Color Management - CCI and X-Rite Provide Color Accuracy on the Factory Floor
As one of the world’s largest manufacturers of color cards and color systems, Chicago-based Color Communications Inc. (CCI) specializes in exact duplication of the colors consumers see when they apply paints and stains to the interior and exteriors of their homes. Over the past 35 years, CCI has produced billions of color merchandising products for companies around the globe, such as the paint chips offered by the paint manufacturers at home improvement retailers like Home Depot and Lowe’s to the paint samples in brochures and displays used in automotive showrooms enabling consumers to select the color of their new cars and trucks.
True to its reputation as an innovator, CCI has recently employed an X-Rite inexpensive in-line, non-contact spectrophotometer that provides laboratory accuracy in reading colors on the factory floor. The company estimates that the instrument will pay for itself in less than a year through savings in scrap, equipment downtime and labor costs.
CCI employs more than 500 people at its main Chicago facility and an Auckland, New Zealand plant. The company’s work is so precise that some color tools produced by CCI are used by its customers as standards for their internal color quality control.
“Customers come to us because they have a need for accurate color,” said Jerald Dimas, Vice President-Technical at CCI. “There is a premium cost to our product because of that accuracy. You can’t print colors using four-color process printing for an accurate representation. We use the actual paint in our process. That’s one of our competitive advantages: High-speed production with a high degree of accuracy.”
Ensuring Color QualityTo ensure color quality during a production run, CCI technicians take test samples by stopping the equipment, cutting the desired sample from the production roll and conducting spectrophotometer tests. A high-profile project for Akzo Nobel Coatings required more than 20,000 such measurements in the last eight months alone. The costs of quality add up quickly because part of the production run is spoiled by taking the sample, and the equipment remains idle during the testing process. In addition, quality control personnel spend time conducting the tests and transporting samples to and from the factory floor.
By multiplying the resources expended to test one sample by the tens of thousands of tests it performs annually, CCI determined it had a great opportunity for cost savings and enhanced quality control practices.
To pursue this opportunity, CCI agreed to act as one of a number of beta test sites this past year for a new-generation spectrophotometer developed by X-Rite that can measure samples without destructive testing, match the accuracy of lab-confined spectrophotometers on a relative basis, and withstand the harsh environments of a factory floor.
Cost - A Key FactorAnd there was one final key to make the system work for CCI: cost. By using innovations from a variety of industries, X-Rite offers the instrument at less than $20,000 a unit, nearly one-fifth the cost of other lab-bound or non-contact spectrophotometers. Michigan-based X-Rite, the world’s largest manufacturer of color measuring instruments, has begun introduction of the product worldwide following its successful trials at CCI.

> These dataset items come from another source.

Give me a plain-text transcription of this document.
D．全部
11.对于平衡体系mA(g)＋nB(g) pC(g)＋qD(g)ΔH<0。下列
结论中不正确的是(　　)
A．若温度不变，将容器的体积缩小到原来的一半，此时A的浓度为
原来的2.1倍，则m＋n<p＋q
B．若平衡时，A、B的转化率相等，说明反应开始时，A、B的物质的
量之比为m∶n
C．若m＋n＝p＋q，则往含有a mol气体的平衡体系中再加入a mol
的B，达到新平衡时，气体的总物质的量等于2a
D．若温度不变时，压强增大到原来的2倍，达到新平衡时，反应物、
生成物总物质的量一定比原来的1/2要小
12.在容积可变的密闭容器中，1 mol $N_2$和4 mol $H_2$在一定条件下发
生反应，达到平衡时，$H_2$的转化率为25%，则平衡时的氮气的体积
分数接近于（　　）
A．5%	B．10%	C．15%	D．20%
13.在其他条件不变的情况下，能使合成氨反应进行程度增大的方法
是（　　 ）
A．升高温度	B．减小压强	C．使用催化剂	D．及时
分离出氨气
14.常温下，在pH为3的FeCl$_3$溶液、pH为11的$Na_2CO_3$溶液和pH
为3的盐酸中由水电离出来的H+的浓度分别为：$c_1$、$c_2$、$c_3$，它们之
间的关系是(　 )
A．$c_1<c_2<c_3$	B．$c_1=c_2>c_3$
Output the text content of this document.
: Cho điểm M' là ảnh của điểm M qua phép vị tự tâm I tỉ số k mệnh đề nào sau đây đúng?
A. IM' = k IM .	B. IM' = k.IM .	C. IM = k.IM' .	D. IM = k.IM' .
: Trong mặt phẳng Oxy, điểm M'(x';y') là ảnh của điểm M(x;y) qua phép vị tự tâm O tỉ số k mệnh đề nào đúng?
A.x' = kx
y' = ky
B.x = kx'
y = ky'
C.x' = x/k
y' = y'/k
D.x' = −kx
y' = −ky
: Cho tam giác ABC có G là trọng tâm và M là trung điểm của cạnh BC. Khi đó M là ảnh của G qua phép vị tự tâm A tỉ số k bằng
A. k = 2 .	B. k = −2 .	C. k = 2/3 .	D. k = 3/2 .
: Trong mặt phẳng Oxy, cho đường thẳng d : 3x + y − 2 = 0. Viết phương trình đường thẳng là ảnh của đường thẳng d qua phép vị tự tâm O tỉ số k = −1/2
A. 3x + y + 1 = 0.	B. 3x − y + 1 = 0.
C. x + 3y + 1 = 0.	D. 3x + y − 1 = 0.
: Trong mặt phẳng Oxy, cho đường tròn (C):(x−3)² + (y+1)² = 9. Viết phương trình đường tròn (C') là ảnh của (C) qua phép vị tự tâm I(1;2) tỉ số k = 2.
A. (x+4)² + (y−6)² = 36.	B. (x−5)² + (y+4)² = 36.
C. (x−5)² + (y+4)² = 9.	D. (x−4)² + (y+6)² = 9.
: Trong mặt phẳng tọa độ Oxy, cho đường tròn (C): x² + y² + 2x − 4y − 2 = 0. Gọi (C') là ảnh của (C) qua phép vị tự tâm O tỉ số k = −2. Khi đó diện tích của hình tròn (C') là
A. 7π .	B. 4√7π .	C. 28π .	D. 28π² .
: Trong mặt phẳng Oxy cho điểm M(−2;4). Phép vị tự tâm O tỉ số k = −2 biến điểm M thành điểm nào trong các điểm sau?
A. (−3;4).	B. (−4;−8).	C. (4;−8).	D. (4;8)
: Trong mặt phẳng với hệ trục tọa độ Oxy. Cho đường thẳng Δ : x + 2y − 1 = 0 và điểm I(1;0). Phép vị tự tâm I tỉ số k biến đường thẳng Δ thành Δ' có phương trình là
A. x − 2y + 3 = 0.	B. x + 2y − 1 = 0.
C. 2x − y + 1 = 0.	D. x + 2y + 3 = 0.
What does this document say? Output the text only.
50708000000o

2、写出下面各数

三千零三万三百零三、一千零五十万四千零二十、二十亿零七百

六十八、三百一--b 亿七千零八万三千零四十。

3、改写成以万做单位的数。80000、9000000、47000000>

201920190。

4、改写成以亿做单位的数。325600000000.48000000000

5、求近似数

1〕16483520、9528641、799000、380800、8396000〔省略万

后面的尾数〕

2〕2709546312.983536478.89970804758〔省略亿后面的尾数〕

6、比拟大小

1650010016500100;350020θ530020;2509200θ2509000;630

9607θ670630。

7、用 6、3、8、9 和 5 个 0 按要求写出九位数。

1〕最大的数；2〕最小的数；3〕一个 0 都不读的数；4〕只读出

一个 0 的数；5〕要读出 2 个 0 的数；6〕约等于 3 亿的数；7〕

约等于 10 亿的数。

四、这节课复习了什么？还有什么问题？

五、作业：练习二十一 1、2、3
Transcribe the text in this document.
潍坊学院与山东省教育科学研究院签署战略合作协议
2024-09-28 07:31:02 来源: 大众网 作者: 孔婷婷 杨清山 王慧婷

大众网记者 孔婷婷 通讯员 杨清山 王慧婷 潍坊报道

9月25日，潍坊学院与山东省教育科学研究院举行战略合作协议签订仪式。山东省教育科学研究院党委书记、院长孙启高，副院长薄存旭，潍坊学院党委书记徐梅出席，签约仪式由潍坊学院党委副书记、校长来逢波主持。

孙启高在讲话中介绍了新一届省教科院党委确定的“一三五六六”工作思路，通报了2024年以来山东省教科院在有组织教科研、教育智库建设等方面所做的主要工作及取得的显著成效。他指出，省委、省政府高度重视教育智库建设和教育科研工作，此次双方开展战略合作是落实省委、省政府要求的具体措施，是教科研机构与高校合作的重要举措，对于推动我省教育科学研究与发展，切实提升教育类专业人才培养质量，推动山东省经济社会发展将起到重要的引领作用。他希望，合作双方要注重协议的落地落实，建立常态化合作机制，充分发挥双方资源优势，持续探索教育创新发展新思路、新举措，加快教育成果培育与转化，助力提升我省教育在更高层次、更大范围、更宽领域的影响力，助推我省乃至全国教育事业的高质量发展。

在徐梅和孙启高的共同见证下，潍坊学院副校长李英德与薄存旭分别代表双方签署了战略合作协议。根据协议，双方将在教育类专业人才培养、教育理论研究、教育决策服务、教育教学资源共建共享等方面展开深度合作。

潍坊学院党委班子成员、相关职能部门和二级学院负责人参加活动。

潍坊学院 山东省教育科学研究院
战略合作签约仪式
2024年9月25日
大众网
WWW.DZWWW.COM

“When we first started looking at non-contact spectrophotometers, everything was in excess of $100,000,” Dimas said. “We were still looking at them to see if they could pay for themselves, but the cost really didn’t look that attractive at those prices. “With the VeriColor® Spectro, the return on investment is excellent. There isn’t a reason not to use this sort of equipment in the factory now.”
VeriColor Spectro SystemCCI uses the VeriColor Spectro system to measure color at a distance of up to 4 inches from the sample, which Dimas said is more than adequate for his company’s needs and allows for versatility in mounting the instrument. Because the instrument does not employ destructive testing, CCI has been able to compile data as often as it wishes while the process is running. Under the destructive testing system, CCI conducts tests at the beginning, middle and end of the product run simply because of the resources required for each test.
“We have a very active Six Sigma program here, and one of its tenets is to define and measure for constant improvement,” Dimas said. “We want to catch a problem at the source and, in order to catch it, we have to measure it.”
CCI has begun to correlate the process data that it collects from the VeriColor Spectro instrumentation with other quality control systems that monitor dwell and cure times, film thickness and substrate variations to “engineer the quality into our products,” Dimas said.
Dimas said the robust nature of the VeriColor Spectro in harsh environments was critical to CCI. The basic VeriColor Spectro instrument shows lab-quality reproducibility in temperature conditions ranging from 32 – 125 °F and can show the same reproducibility up to 167 °F with a special enclosure that uses compressed air to cool the system and keep optics clean. “A lot of spectrophotometers are very sensitive when it comes to temperature for reproducibility, and the VeriColor hasn’t shown that,” Dimas said.
Initial results indicate that the VeriColor Spectro will allow CCI to reduce the number of off-line samples from tens of thousands of trials to hundreds over the course of a year. For instance, the 20,000 off-line readings that were required for Akzo Nobel could be replaced with digital readings by using the VeriColor in the future.
“One of the reasons why we need something like this is because our industry is so demanding,” Dimas said. “It really depends on the norm in your industry. It is not uncommon for us to maintain our tolerances below a half unit or less. That is very, very tough to do.”